Телефонный звонок прервал размышления Зейца. Звонила секретарша Мессершмитта. Шеф приглашал его к себе. Зейц подобрался. Подобные приглашения случались не часто. За полтора года службы Зейц так и не уяснил себе истинного отношения к нему шефа. Мессершмитт всегда принимал и выслушивал его с исключительно серьезным, деловым видом. Ни проблеска улыбки. Эта-то серьезность по отношению к довольно мелким делам, о которых был вынужден докладывать Зейц, и заставляла его подозревать, что шеф просто издевается над ним, по-своему мстит за то, что не может ни уволить его, ни заменить, ни тем более ликвидировать его должность. Между тем за полтора года Зейцу так и не представился случай доказать свою пригодность. В тщательно отлаженном механизме фирмы он казался ненужным колесом. Всех евреев и коммунистов, как явных, так и тайных, Мессершмитт выгнал самолично задолго до появления Зейца в Аугсбурге.
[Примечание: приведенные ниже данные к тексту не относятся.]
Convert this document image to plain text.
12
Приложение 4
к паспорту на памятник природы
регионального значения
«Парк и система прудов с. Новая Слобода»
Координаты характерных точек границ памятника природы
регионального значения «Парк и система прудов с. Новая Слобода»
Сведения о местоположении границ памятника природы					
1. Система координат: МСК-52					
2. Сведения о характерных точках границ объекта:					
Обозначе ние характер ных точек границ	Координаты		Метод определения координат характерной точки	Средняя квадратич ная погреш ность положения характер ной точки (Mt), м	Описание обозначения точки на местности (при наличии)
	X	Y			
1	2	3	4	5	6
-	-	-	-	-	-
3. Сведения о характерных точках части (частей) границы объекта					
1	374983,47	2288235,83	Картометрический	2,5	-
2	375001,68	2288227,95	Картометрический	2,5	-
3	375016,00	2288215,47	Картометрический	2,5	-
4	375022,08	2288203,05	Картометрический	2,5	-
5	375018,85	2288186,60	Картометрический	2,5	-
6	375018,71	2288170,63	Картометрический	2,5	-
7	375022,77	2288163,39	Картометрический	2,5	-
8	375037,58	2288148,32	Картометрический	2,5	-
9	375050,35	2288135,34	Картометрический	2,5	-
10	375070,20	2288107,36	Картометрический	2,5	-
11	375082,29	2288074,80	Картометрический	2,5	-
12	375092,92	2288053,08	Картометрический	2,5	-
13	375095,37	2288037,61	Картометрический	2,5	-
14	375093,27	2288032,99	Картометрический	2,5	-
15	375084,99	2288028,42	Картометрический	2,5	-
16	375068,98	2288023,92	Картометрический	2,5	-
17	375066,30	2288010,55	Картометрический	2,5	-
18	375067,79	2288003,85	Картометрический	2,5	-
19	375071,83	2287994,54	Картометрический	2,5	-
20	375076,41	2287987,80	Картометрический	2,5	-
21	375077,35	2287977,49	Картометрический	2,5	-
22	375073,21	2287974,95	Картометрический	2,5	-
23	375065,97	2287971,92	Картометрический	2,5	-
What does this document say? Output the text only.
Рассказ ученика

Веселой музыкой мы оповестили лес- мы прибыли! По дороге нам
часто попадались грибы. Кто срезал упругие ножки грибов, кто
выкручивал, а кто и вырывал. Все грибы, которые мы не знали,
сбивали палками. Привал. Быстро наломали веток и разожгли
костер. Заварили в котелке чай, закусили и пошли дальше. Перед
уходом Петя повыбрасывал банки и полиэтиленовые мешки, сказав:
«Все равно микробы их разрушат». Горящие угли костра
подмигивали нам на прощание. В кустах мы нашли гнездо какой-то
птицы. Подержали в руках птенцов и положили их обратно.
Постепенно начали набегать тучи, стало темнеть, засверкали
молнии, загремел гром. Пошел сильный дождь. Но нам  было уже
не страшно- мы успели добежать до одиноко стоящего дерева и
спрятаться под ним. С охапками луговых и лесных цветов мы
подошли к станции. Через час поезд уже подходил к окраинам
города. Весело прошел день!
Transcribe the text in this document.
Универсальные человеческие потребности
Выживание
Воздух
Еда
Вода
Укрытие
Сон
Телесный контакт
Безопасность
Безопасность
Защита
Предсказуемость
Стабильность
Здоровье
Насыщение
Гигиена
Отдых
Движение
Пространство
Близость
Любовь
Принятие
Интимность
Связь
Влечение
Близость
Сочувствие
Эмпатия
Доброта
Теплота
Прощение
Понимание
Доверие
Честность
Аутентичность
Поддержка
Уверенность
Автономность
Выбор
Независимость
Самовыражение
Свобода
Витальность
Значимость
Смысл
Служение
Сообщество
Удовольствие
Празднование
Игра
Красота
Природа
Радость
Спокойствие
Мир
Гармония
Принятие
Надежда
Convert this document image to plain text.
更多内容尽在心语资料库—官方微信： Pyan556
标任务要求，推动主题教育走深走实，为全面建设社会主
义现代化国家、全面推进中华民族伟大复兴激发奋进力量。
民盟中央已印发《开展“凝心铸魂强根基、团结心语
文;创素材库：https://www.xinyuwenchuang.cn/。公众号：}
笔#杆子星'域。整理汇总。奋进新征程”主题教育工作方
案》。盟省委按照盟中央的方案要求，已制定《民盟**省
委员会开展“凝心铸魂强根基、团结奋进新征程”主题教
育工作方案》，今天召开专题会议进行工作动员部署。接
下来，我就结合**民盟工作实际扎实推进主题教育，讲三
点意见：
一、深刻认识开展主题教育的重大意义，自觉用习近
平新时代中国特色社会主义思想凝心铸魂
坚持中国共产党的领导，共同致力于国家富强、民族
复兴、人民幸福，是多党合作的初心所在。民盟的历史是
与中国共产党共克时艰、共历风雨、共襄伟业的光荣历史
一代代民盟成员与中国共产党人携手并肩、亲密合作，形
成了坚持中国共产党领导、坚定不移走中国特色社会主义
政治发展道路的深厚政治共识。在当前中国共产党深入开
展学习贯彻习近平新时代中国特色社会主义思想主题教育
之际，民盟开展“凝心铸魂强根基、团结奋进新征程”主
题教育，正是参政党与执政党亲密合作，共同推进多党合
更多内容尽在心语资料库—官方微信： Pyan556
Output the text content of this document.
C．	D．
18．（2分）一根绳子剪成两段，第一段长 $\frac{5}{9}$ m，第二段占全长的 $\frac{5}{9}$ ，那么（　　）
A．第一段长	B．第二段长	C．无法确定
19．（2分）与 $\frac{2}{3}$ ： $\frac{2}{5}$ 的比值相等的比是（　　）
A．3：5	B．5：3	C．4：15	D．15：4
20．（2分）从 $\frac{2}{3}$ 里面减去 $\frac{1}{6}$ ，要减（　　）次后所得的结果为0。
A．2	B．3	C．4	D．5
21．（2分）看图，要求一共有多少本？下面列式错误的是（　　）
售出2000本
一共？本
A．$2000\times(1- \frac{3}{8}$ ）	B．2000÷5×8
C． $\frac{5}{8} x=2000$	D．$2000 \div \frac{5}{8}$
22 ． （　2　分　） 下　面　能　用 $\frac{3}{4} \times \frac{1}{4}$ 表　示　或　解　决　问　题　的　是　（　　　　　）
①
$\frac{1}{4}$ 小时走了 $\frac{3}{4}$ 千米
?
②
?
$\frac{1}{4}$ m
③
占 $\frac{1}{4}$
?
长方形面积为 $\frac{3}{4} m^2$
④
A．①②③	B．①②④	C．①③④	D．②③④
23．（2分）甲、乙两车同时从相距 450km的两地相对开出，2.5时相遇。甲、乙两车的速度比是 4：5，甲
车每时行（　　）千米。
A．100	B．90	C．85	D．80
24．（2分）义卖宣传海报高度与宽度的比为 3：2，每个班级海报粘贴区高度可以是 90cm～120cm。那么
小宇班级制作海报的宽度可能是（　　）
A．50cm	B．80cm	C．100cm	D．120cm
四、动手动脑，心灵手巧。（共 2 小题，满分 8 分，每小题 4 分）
Случаев саботажа и диверсий не было. За политическим настроением служащих следил, опять же помимо Зейца, специальный контингент тайных доносчиков. Взять контроль над ним и Зейцу не удалось, и он начал исподволь плести свою сеть осведомителей. Из Берлина ему регулярно высылали выплатную ведомость на агентуру. И хотя Зейц привык считать особый фонд своей добавочной рентой, список завербованных на случай ревизии должен быть наготове. Каждый раз, перед тем как идти к шефу, Зейц на всякий случай пробегал его глазами. Кадры надо знать.
В кабинете Мессершмитта Зейц увидел старых знакомых. С Паулем Пихтом и Альбертом Вайдеманом была связана одна из первых, наиболее удачных акций в его стремительно начавшейся карьере.
Мессершмитт всем корпусом повернулся навстречу Зейцу. Как видно, он только что закончил демонстрацию своей победоносной панорамы.
- Господин Зейц, сколько я понимаю, мне нет необходимости знакомить вас с нашим новым служащим капитаном Вайдеманом. Я полагаю, вы знакомы и с лейтенантом Пихтом, который, увы, никак не соглашается отказаться от берлинской суеты ради наших мирных сельских красот. Я попрошу вас, господин гауптштурмфюрер, взять на себя, неофициально конечно, опеку над своими друзьями. Господину капитану не терпится взглянуть на нашу площадку в Лехфельде. Господин лейтенант также выражает желание совершить загородную прогулку. Поезжайте с ними. Кстати, там же, в Лехфельде, представьте господина Вайдемана господину Зандлеру. Капитан прикреплен в качестве ведущего летчика-испытателя к седьмому конструкторскому бюро.
- Простите. Разве господин Зандлер делает самолеты? Что-то я не видел его продукцию.
- Увидите, Зейц. Увидите. За полтора года вы могли бы заметить, что мои заводы делают самолеты и только самолеты. И все мои служащие заняты исключительно этим высокопатриотическим делом. Господин Вайдеман, господин Пихт, буду счастлив видеть вас у себя.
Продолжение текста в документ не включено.